【第1話 少年と小悪魔】 の続き
話は国村が少年の姿に変えられた数日前に遡る。
季節は10月の上旬、秋の盛りに近づきつつあるというのに、未だ夏の気が色濃く残る暑い日の事だった。
瘴気に包まれた山間の集落にて、十時間にも及んだ戦いが終わろうとしていた。
焔魔国村は、人型をした黒山羊の妖魔の胸部にある赤黒いコアに大槍を叩き込んだ。
超硬度の結晶と金属がぶつかり合う高音が空気を振動させて轟き、黒山羊の妖魔の身体が地面に叩きつけられる。
それでも妖魔のコアには少しヒビが入った程度だが、そこから猛烈な勢いで槍が連続して打ち込まれ、妖魔は衝撃で動けず為す術のないままコアの亀裂が大きくなってゆく。
そしてとうとうダメージの限界を迎えたコアが砕けると、断末魔と共に妖魔は霧となって消滅した。
辺りにかかっていた黒い霧が晴れて抜けるような蒼天が顔を覗かせ、太陽の強い日差しが周囲を照らす。
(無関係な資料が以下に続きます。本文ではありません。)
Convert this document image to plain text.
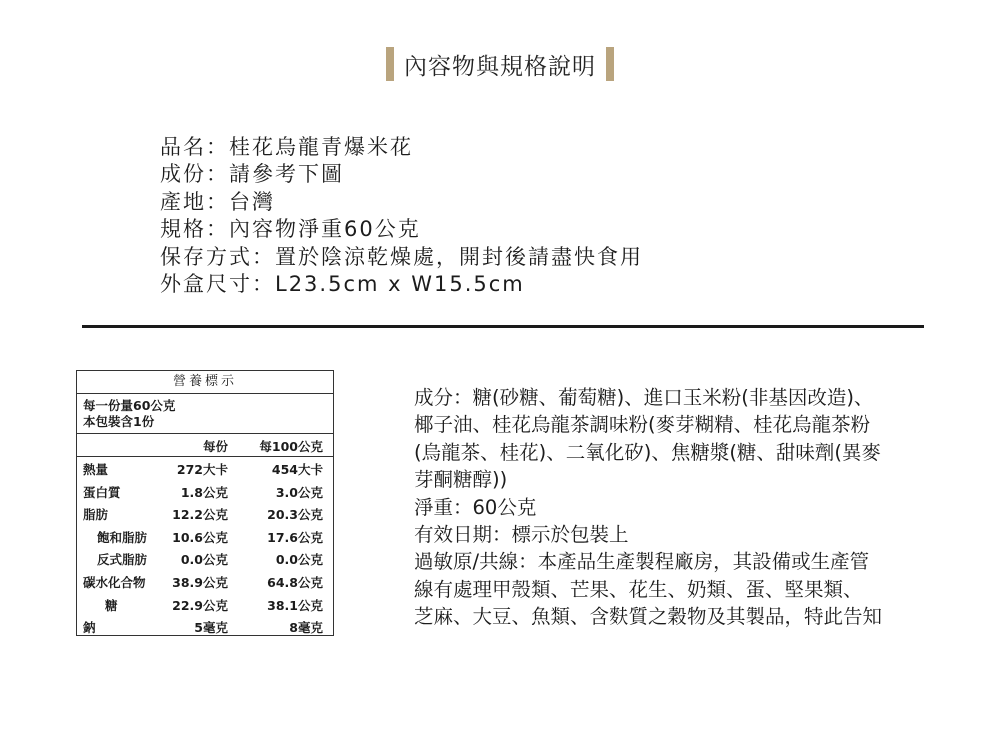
內容物與規格說明
品名：桂花烏龍青爆米花
成份：請參考下圖
產地：台灣
規格：內容物淨重60公克
保存方式：置於陰涼乾燥處，開封後請盡快食用
外盒尺寸：L23.5cm x W15.5cm
營養標示
每一份量60公克
本包裝含1份
每份	每100公克
熱量	272大卡	454大卡
蛋白質	1.8公克	3.0公克
脂肪	12.2公克	20.3公克
飽和脂肪 10.6公克	17.6公克
反式脂肪	0.0公克	0.0公克
碳水化合物 38.9公克	64.8公克
糖	22.9公克	38.1公克
鈉	5毫克	8毫克
成分：糖(砂糖、葡萄糖)、進口玉米粉(非基因改造)、
椰子油、桂花烏龍茶調味粉(麥芽糊精、桂花烏龍茶粉
(烏龍茶、桂花)、二氧化矽)、焦糖漿(糖、甜味劑(異麥
芽酮糖醇))
淨重：60公克
有效日期：標示於包裝上
過敏原/共線：本產品生產製程廠房，其設備或生產管
線有處理甲殼類、芒果、花生、奶類、蛋、堅果類、
芝麻、大豆、魚類、含麩質之穀物及其製品，特此告知
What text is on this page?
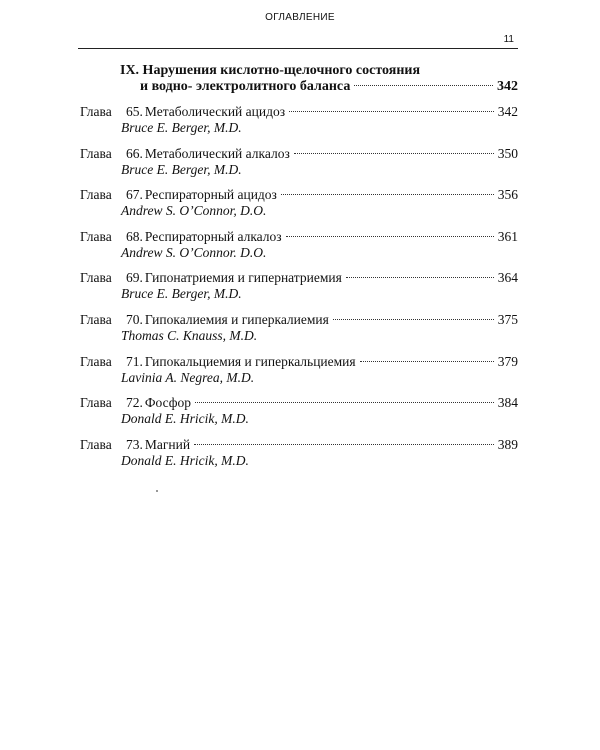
ОГЛАВЛЕНИЕ
11
IX. Нарушения кислотно-щелочного состояния
и водно- электролитного баланса	342
Глава	65. Метаболический ацидоз	342
Bruce E. Berger, M.D.
Глава	66. Метаболический алкалоз	350
Bruce E. Berger, M.D.
Глава	67. Респираторный ацидоз	356
Andrew S. O’Connor, D.O.
Глава	68. Респираторный алкалоз	361
Andrew S. O’Connor. D.O.
Глава	69. Гипонатриемия и гипернатриемия	364
Bruce E. Berger, M.D.
Глава	70. Гипокалиемия и гиперкалиемия	375
Thomas C. Knauss, M.D.
Глава	71. Гипокальциемия и гиперкальциемия	379
Lavinia A. Negrea, M.D.
Глава	72. Фосфор	384
Donald E. Hricik, M.D.
Глава	73. Магний	389
Donald E. Hricik, M.D.
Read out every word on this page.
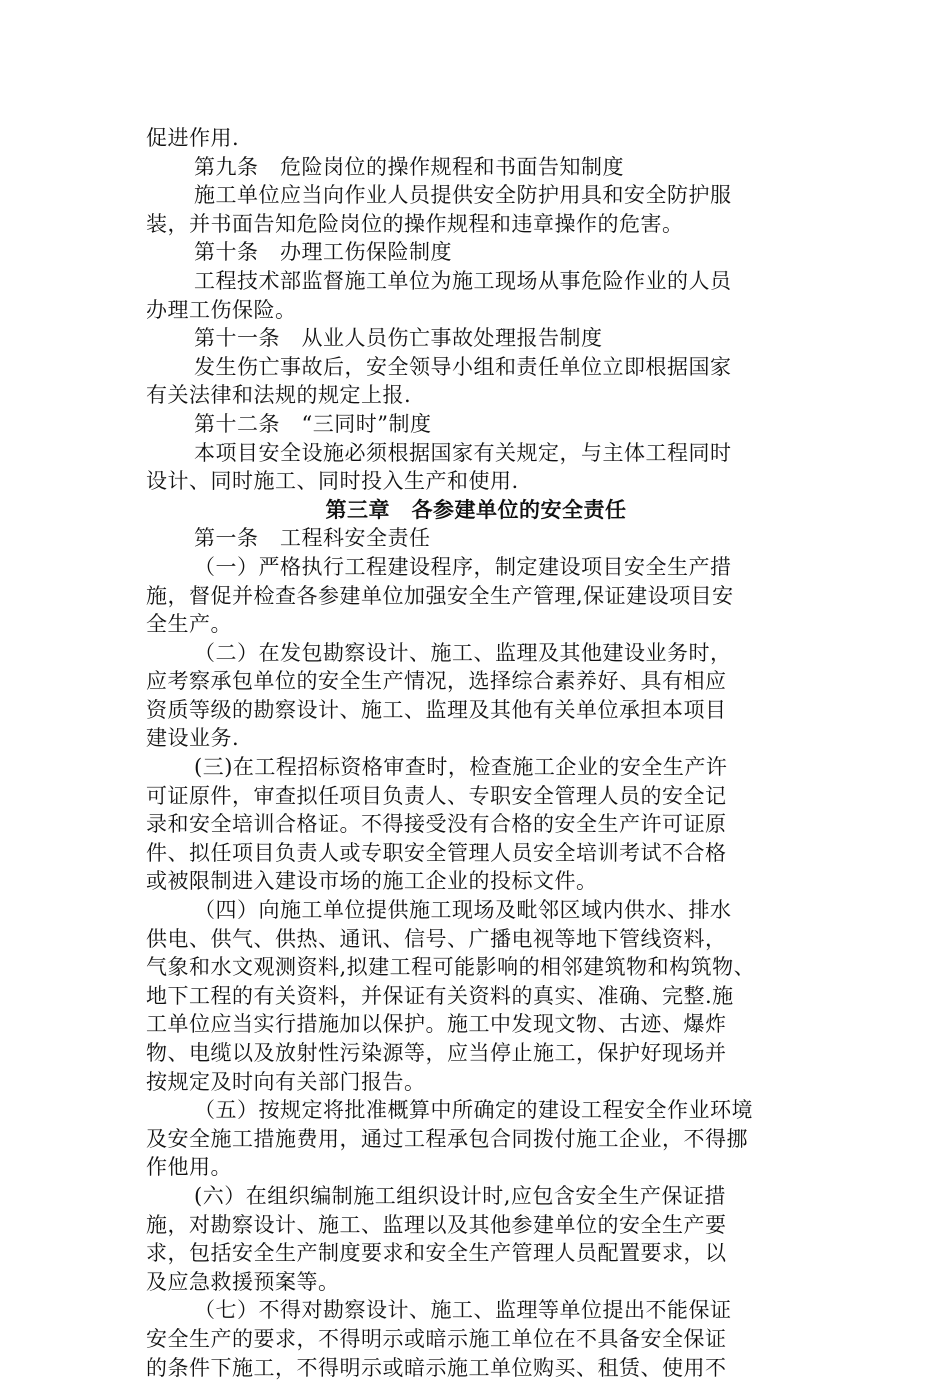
促进作用.
第九条　危险岗位的操作规程和书面告知制度
施工单位应当向作业人员提供安全防护用具和安全防护服
装，并书面告知危险岗位的操作规程和违章操作的危害。
第十条　办理工伤保险制度
工程技术部监督施工单位为施工现场从事危险作业的人员
办理工伤保险。
第十一条　从业人员伤亡事故处理报告制度
发生伤亡事故后，安全领导小组和责任单位立即根据国家
有关法律和法规的规定上报.
第十二条　“三同时”制度
本项目安全设施必须根据国家有关规定，与主体工程同时
设计、同时施工、同时投入生产和使用.
第三章　各参建单位的安全责任
第一条　工程科安全责任
（一）严格执行工程建设程序，制定建设项目安全生产措
施，督促并检查各参建单位加强安全生产管理,保证建设项目安
全生产。
（二）在发包勘察设计、施工、监理及其他建设业务时，
应考察承包单位的安全生产情况，选择综合素养好、具有相应
资质等级的勘察设计、施工、监理及其他有关单位承担本项目
建设业务.
(三)在工程招标资格审查时，检查施工企业的安全生产许
可证原件，审查拟任项目负责人、专职安全管理人员的安全记
录和安全培训合格证。不得接受没有合格的安全生产许可证原
件、拟任项目负责人或专职安全管理人员安全培训考试不合格
或被限制进入建设市场的施工企业的投标文件。
（四）向施工单位提供施工现场及毗邻区域内供水、排水
供电、供气、供热、通讯、信号、广播电视等地下管线资料，
气象和水文观测资料,拟建工程可能影响的相邻建筑物和构筑物、
地下工程的有关资料，并保证有关资料的真实、准确、完整.施
工单位应当实行措施加以保护。施工中发现文物、古迹、爆炸
物、电缆以及放射性污染源等，应当停止施工，保护好现场并
按规定及时向有关部门报告。
（五）按规定将批准概算中所确定的建设工程安全作业环境
及安全施工措施费用，通过工程承包合同拨付施工企业，不得挪
作他用。
(六）在组织编制施工组织设计时,应包含安全生产保证措
施，对勘察设计、施工、监理以及其他参建单位的安全生产要
求，包括安全生产制度要求和安全生产管理人员配置要求，以
及应急救援预案等。
（七）不得对勘察设计、施工、监理等单位提出不能保证
安全生产的要求，不得明示或暗示施工单位在不具备安全保证
的条件下施工，不得明示或暗示施工单位购买、租赁、使用不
周囲の建物や木々は損壊し、岩に到るまでが砕け、その場所で行われた戦いの激しさを物語っていた。
「ふぅ、やっと終わりか、手間かけさせやがって」
一人そうごちりながら国村は汗を拭う。
国村がそう思うのも無理はなかった。 前の日の夜、ここから西方の魔人勢力圏の最西端を担当する魔人から『領地内で謎の瘴気が発生したため原因の調査に出る』、という旨の報があった。
報を送ってきた魔人・焔魔棗は最も危険な魔人勢力圏の外地部を担当するだけあり、国村にも匹敵するほどの戦闘向きの魔人であったことと、そしてまた凶暴な魔物の多い外地ではこのような事態もさほど珍しい事でもない為よくあることと気にも留めていなかったが、しかしそれきり棗は連絡を絶った。
『異常発生の報告から丸1日半経って続報が無ければ、緊急事態とみて仲間を救うべくその場所に救援に赴かなければならない』。 国村が就く右近衛官の職に与えられた規則に従って救援に向かおうと準備していた矢先。 夜も明けぬ内に今度は自身の担当領域内に侵入者があった。
現れた魔物の容貌は人型をした黒山羊や黒犬、赤い牛などの様々だったが、それらは一様に黒い蝙蝠のような翼と角を持ち、胸部に浮き出た赤黒い結晶状の核が妖しげな光を湛えていた。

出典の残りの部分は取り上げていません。